Version Control
Why use version control?
The Datalab is a shared platform where resources used by services are shared among different users. As such, Datalab services operate on the model of ephemeral containers: in a standard usage, the user launches a service, performs data processing, saves the code that was used to perform these processes, and then deletes the service instance. This code backup is greatly facilitated by the use of version control.
However, this performance consideration should not be seen as a constraint: version control is an essential best practice in development. The benefits are numerous, both individually:
- The local project is synchronized with a remote server, making the loss of code almost impossible.
- The complete history of choices and modifications made on the project is preserved.
- The user can browse this history to search for modifications that may have caused errors and decide at any time to revert to a previous version of the project or specific files.
and in the context of collaborative projects:
- Simultaneous work on the same project is possible without the risk of loss.
- The user can share their modifications while benefiting from the changes made by others.
- It becomes possible to contribute to open-source projects, for which the use of Git is widely standard.
This tutorial aims to present how version control can be easily implemented using the tools available on the Datalab. It does not explain the workings of Git and presupposes a certain familiarity with the tool. Many online resources can serve as an introduction; for example, R users can consult this training program, and Python users can refer to this chapter of the course.
Integrating GitHub with Datalab
Why GitHub?
Although offline use of Git is possible, the real benefit of version control lies in synchronizing the local copy of a project (clone) with a remote repository (remote). Various software forge services allow this synchronization of Git projects, the most well-known of which are GitHub and GitLab. Since GitHub has much more visibility today — for example, the repositories of Insee, InseeFr, and InseeFrLab, are on GitHub — Datalab offers an integration with GitHub, which we present in this tutorial.
The rest of the tutorial requires having a GitHub account.
While using Datalab with the GitHub platform is facilitated, it is by no means mandatory: it is still possible to use the software forge of your choice for project synchronization. A forge based on GitLab is also available to Datalab users.
Creating an access token
Synchronization with a remote repository requires authentication with GitHub. This is done using a personal access token, which must be generated from the user’s GitHub account. The generation service is accessible at this address. The GitHub documentation provides illustrations to guide the process.
To generate a token, it is necessary to choose a token name, an expiration date, and access rights (scope). It is recommended to choose a short expiration date (30 days) and limited access (repo only) to reduce security risks in case the token is maliciously exposed.

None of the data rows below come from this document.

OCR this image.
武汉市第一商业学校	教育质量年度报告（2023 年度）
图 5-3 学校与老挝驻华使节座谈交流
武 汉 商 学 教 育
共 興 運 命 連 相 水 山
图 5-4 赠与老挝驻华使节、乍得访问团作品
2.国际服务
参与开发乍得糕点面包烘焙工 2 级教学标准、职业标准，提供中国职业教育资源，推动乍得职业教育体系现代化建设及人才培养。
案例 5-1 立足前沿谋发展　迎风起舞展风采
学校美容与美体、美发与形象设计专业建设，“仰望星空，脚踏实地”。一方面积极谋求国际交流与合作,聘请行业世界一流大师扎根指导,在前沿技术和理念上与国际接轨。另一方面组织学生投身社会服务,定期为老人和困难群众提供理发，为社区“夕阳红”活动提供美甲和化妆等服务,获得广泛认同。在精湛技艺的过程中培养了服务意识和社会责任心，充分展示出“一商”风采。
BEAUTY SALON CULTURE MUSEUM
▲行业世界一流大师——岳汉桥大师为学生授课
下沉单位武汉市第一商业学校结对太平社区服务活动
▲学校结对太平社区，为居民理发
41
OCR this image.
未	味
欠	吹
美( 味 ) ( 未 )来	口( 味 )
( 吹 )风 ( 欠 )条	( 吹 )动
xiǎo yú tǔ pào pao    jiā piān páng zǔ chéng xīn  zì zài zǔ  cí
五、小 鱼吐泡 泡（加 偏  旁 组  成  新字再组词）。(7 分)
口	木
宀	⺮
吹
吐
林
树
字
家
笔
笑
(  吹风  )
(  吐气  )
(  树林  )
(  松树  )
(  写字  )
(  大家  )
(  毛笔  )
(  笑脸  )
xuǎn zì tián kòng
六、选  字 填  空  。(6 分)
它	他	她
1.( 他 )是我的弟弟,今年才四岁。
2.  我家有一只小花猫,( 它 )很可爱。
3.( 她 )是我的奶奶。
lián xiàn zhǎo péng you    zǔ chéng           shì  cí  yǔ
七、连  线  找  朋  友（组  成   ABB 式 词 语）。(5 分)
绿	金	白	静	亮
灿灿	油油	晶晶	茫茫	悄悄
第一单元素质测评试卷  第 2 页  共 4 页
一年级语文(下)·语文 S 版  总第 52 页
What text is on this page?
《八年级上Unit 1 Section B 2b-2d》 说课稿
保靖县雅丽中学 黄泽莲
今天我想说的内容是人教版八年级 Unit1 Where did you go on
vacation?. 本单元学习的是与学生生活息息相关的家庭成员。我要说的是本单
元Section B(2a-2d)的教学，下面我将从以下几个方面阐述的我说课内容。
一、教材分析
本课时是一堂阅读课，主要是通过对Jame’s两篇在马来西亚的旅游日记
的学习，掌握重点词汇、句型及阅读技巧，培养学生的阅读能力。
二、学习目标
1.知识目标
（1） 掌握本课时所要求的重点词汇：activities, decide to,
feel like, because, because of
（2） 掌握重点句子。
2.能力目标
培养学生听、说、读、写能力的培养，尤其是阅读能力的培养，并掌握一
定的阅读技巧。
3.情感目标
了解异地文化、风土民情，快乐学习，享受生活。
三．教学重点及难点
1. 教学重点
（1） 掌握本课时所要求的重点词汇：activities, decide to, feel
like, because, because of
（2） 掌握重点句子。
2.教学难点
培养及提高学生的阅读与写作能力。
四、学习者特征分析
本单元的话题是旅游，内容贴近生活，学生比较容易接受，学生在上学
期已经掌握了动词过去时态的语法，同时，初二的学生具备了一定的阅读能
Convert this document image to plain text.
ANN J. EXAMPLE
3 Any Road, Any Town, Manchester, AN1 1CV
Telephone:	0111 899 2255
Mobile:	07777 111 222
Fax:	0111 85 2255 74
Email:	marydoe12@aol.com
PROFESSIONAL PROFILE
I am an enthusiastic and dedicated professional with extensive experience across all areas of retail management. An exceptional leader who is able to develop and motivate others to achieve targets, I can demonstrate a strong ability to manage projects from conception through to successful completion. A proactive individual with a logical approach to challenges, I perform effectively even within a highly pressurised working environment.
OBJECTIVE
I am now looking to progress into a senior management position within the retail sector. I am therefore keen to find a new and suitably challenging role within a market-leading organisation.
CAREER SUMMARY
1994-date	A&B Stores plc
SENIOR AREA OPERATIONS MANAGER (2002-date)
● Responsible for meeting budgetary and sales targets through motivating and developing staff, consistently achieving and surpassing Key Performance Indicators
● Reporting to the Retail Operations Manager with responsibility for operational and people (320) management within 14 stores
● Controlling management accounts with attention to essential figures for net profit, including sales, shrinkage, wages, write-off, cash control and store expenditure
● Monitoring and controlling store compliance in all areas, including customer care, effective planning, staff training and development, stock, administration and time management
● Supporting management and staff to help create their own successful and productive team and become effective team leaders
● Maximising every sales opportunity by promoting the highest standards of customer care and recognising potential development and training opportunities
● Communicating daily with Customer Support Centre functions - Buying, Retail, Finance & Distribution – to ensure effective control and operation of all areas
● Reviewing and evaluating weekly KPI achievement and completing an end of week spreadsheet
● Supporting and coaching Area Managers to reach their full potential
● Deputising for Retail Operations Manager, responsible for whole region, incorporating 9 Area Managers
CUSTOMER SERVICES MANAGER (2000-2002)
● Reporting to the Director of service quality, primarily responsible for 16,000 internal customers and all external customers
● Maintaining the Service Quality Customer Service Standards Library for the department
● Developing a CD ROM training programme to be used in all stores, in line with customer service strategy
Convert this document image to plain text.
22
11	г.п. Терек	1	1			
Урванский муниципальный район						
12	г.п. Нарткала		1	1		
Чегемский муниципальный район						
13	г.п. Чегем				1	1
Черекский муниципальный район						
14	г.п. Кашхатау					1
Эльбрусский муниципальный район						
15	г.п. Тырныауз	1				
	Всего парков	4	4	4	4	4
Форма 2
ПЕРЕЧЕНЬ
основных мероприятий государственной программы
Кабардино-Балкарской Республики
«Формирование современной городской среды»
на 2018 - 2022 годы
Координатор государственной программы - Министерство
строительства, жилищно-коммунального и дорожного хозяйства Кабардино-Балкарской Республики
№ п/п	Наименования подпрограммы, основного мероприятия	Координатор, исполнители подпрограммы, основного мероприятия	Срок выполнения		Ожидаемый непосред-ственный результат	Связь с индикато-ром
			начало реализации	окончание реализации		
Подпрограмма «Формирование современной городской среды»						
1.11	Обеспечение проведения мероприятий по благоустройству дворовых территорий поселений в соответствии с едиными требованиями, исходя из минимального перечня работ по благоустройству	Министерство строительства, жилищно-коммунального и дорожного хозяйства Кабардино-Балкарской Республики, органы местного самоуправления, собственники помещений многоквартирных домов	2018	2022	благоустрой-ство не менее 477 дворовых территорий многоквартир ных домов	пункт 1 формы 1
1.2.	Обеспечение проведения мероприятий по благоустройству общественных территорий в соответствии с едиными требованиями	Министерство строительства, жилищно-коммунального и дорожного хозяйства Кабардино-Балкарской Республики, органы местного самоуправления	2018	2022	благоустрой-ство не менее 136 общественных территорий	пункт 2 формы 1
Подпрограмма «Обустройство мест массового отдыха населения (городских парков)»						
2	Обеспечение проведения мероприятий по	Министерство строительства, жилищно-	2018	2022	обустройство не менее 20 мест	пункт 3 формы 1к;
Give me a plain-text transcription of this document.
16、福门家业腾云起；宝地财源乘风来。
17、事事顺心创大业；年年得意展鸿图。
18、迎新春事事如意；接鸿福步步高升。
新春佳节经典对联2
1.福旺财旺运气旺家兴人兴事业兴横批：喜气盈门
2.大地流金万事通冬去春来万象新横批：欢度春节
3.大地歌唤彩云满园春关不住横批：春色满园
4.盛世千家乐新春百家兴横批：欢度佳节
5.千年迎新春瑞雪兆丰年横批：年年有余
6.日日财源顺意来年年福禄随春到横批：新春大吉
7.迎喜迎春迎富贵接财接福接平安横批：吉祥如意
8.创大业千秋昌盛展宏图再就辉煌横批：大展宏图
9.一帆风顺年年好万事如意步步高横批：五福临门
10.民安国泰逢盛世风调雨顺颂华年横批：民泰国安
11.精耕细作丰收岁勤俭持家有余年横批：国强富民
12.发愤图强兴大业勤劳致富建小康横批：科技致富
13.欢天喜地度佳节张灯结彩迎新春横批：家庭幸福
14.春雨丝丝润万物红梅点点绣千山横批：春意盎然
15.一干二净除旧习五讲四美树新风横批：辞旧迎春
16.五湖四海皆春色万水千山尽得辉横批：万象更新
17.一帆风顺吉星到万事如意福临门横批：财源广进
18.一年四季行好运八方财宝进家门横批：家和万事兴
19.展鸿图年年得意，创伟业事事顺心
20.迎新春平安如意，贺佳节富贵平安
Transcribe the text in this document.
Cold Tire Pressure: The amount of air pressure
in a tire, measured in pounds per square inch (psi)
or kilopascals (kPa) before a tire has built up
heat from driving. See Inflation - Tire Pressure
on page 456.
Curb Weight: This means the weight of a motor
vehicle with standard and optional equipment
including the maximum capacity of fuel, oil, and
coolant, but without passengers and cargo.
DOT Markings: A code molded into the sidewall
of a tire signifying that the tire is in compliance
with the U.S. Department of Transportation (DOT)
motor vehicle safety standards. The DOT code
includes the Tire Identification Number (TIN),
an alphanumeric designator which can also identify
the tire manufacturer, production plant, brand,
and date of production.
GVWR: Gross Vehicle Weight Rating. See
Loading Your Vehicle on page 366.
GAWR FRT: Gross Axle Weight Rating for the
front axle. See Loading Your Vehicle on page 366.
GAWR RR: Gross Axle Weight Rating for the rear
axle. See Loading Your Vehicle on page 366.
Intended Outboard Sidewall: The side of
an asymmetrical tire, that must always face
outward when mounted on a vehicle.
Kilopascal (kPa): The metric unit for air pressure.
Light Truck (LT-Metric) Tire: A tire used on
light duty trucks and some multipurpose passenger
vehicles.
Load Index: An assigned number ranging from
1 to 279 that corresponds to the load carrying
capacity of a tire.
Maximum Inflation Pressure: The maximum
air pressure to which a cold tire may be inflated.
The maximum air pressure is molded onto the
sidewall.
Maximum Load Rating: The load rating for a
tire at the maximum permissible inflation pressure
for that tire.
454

Once the token is generated, it will be displayed on the screen. A token can only be viewed once; if lost, a new one must be generated.
Adding the access token to Datalab
It is recommended to add access tokens to a password manager. Alternatively, the token can be added to the “External Services” configuration of the user account on Datalab, which allows the token to be directly accessible within the services offered on the platform.
Be sure to use the email address associated with your GitHub account in the “Account Information.” It is this address that effectively links the commits you make to your GitHub account.
Using Git with Datalab services
Git is pre-configured to work natively with the relevant Datalab services. When opening a service, it is possible to configure certain elements. If you have added a GitHub access token to your Datalab account, it will be pre-configured. It is also possible to indicate the complete URL of a Git repository (e.g., https://github.com/InseeFrLab/onyxia), which will then be cloned into the instance’s workspace during initialization.
Via the terminal
The GitHub access token is available in the terminals of different services via the environment variable $GIT_PERSONAL_ACCESS_TOKEN
. To avoid having to authenticate for every operation involving the remote repository (clone, push, and pull), it is recommended to clone it, including the access token in the HTTPS link, using the following command:
git clone https://${GIT_PERSONAL_ACCESS_TOKEN}@github.com/<owner>/<repo>.git
where
Via integrated graphical interfaces
The main code production services available on Datalab have a graphical interface to facilitate the use of Git:
- RStudio: RStudio provides a native and fairly comprehensive graphical interface for Git. The utilitR documentation presents its operation in detail.
- Jupyter: the jupyterlab-git plugin provides a (fairly basic) interface between Jupyter and Git.
- VSCode: VSCode natively offers a well-integrated graphical interface with Git and GitHub. A detailed documentation presents the possibilities of the tool.
Graphical interfaces make it easier to get started with Git but never completely replace the use of the tool via a terminal due to necessarily imperfect integration. Therefore, it is useful to familiarize yourself with using Git via the terminal as early as possible.